Here are three challenges I’ve tackled while living with asthma.
First challenge: Exercising with asthma
Within a year of my asthma diagnosis, I found myself in a dance class. My high school offered the dance class for credit, and I wanted to leave my first-period law class.
It might seem surprising that I was open to taking a class that involved so much physical activity. After all, the semester before I had struggled through 12th grade gym class with extremely poorly-managed and uncontrolled asthma. And then I willingly signed up for a dance class. Why?
Because I could do it. My asthma was better controlled. And, at that point, I’d met people with asthma who pushed me in the right ways. They encouraged me to better myself and not let asthma dictate my choices.
It also helped that my dance teacher was understanding of my asthma, my lack of coordination, and my restricted-movement joints. She was patient when I had to sit out in class and she encouraged me to do what I could. Somehow I finished with an “A” — which I believe was clearly for effort and sticking it out, and not because I was actually good at dance.
My choice to take that dance class helped to increase my interest in physical activity and health. The interest eventually led me to study kinesiology and applied health at university. I wanted to learn and understand more about exercise and chronic disease.
My activity patterns still go up and down. But I won’t let asthma hold me back. Asthma is among the many reasons I try to move more — not the reason I don’t.
Second challenge: Traveling with asthma
Traveling with asthma comes with a few challenges: unexpected triggers, recycled airplane air, airplane germs, and a bag full of medications. But despite those obstacles, I love to travel and I won’t let asthma stop me.
It was sometime after I was diagnosed with asthma that I was bitten by the travel bug. In the last decade, I’ve completed 80 flight segments — that’s counting each individual airplane ride. My 81st flight will happen just a few days after my 10-year “asthmaversary.”
(That’s if I’ve counted right, and a few more flights haven’t sneakily slipped my mind.)
The farthest I’ve gone from home was Zurich, Switzerland. I haven’t done anything too remote or wild, but asthma triggers and unexpected situations are still everywhere.
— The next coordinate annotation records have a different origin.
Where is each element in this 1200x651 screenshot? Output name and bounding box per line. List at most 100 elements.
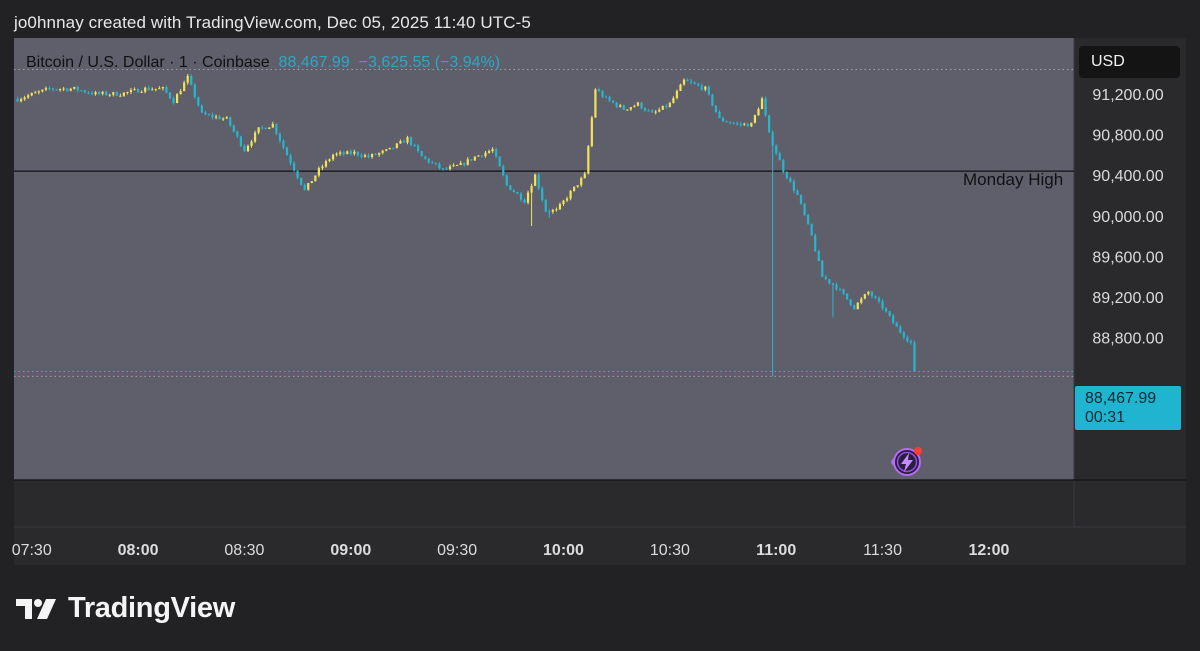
candle-body	[544, 200, 547, 212]
legend-last-price: 88,467.99	[278, 54, 350, 71]
currency-button[interactable]: USD	[1079, 46, 1180, 78]
candle-body	[573, 186, 576, 192]
candle-body	[771, 132, 774, 146]
candle-body	[899, 326, 902, 333]
candle-body	[101, 91, 104, 94]
candle-body	[814, 235, 817, 252]
candle-body	[874, 296, 877, 299]
candle-body	[838, 289, 842, 291]
lightning-alert-icon[interactable]	[885, 444, 929, 480]
candle-body	[374, 153, 377, 155]
candle-body	[314, 175, 317, 182]
bar-countdown: 00:31	[1085, 409, 1126, 426]
candle-body	[349, 151, 352, 154]
candle-body	[229, 117, 232, 126]
candle-body	[913, 342, 916, 372]
candle-body	[502, 166, 505, 176]
candle-body	[807, 214, 810, 224]
candle-body	[292, 163, 296, 171]
candle-body	[66, 88, 69, 91]
candle-body	[94, 92, 97, 95]
candle-body	[108, 94, 111, 96]
candle-body	[55, 89, 58, 91]
candle-body	[27, 95, 30, 98]
candle-body	[214, 116, 218, 118]
candle-body	[626, 109, 629, 111]
candle-body	[665, 105, 668, 107]
candle-body	[278, 133, 281, 141]
candle-body	[636, 102, 640, 106]
x-tick-label: 09:30	[437, 542, 477, 559]
candle-body	[271, 123, 274, 128]
candle-body	[331, 154, 335, 160]
candle-body	[778, 153, 781, 161]
candle-body	[431, 162, 434, 164]
candle-body	[509, 185, 512, 191]
candle-body	[512, 190, 515, 193]
candle-body	[590, 117, 593, 147]
candle-body	[339, 152, 342, 154]
candle-body	[392, 147, 395, 149]
candle-body	[200, 105, 203, 113]
price-chart[interactable]: 88,000.0088,800.0089,200.0089,600.0090,0…	[0, 0, 1200, 651]
candle-body	[385, 149, 388, 151]
candle-body	[799, 194, 803, 204]
candle-body	[388, 147, 391, 150]
candle-body	[41, 89, 44, 92]
y-tick-label: 89,600.00	[1092, 249, 1163, 266]
candle-body	[225, 117, 228, 119]
y-tick-label: 90,400.00	[1092, 168, 1163, 185]
candle-body	[736, 123, 739, 125]
candle-body	[285, 147, 289, 156]
candle-body	[690, 81, 693, 83]
candle-body	[594, 89, 597, 118]
candle-body	[289, 155, 292, 164]
candle-body	[420, 151, 423, 157]
x-tick-label: 12:00	[968, 542, 1009, 559]
candle-body	[764, 98, 767, 116]
candle-body	[647, 110, 650, 112]
x-tick-label: 10:00	[543, 542, 584, 559]
candle-body	[796, 190, 799, 195]
candle-body	[175, 94, 179, 104]
candle-body	[473, 156, 476, 161]
candle-body	[80, 90, 83, 92]
tradingview-wordmark: TradingView	[68, 592, 235, 624]
candle-body	[537, 174, 540, 189]
candle-body	[158, 88, 161, 90]
candle-body	[526, 192, 530, 203]
candle-body	[452, 165, 455, 167]
candle-body	[424, 156, 427, 159]
candle-body	[686, 79, 689, 82]
candle-body	[324, 161, 328, 167]
price-pane	[14, 38, 1074, 480]
candle-body	[516, 192, 519, 194]
candle-body	[37, 91, 40, 93]
candle-body	[321, 166, 324, 169]
candle-body	[558, 204, 562, 210]
candle-body	[356, 151, 359, 156]
candle-body	[551, 209, 554, 212]
candle-body	[534, 174, 537, 186]
candle-body	[183, 82, 186, 92]
candle-body	[147, 87, 150, 91]
candle-body	[463, 162, 466, 165]
candle-body	[725, 121, 728, 123]
candle-body	[750, 122, 753, 127]
candle-body	[466, 159, 469, 165]
candle-body	[112, 92, 115, 95]
candle-body	[140, 91, 143, 93]
candle-body	[870, 291, 874, 297]
candle-body	[90, 92, 94, 95]
candle-body	[76, 86, 79, 91]
candle-body	[204, 112, 207, 115]
candle-body	[161, 86, 164, 89]
candle-body	[495, 149, 498, 157]
candle-body	[615, 102, 618, 107]
candle-body	[310, 181, 313, 184]
candle-body	[867, 291, 870, 295]
candle-body	[661, 105, 664, 110]
candle-body	[856, 302, 859, 310]
candle-body	[548, 211, 551, 213]
candle-body	[16, 98, 19, 102]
For example, on my first trip to California I experienced a serious asthma exacerbation and wound up needing extra medication. After that, I knew I could basically handle whatever came up while on the road. Much of my travel has also been related to asthma, such as speaking at events and conferences about asthma. So, in some ways, I guess I have asthma to thank for many of my adventures.
Third challenge: Writing with asthma
Writing, as an activity, is not exactly asthma-inducing. (The big word for that is asthmogenic, which is rad). But if you’d told me a decade ago that I’d be sharing my story about asthma online or that I’d be flying to conferences because of my blogging, I wouldn’t have believed you. I couldn’t have guessed that my asthma diagnosis would lead to this ridiculous adventure that started because I decided to shout my story quietly with keyboard clicks into the void that is the Internet.
I've always loved to write, and asthma gave me plenty of stories to tell. Somehow, I got lucky enough that it became my job to tell them. Not all of my stories are happy ones. There’s a lot of frustration involved with living with asthma. But I’m incredibly thankful that I get to write, share my stories, and help others, too. The reality is, I didn’t ever really believe I could be a writer. Well, it seems asthma changed that!
Over the last couple of decades, the stigma and perceived restrictions around asthma have been decreasing. Each generation is learning more and becoming better educated. Kids should know that they can still do things with asthma — sometimes, it’s just a matter of changing how they do a particular activity. Maybe it’s because I was diagnosed when I was a 16-year-old, or maybe it’s a byproduct of education, but I never felt that asthma limited my choices in life. Instead, I was motivated to take asthma along for the adventure.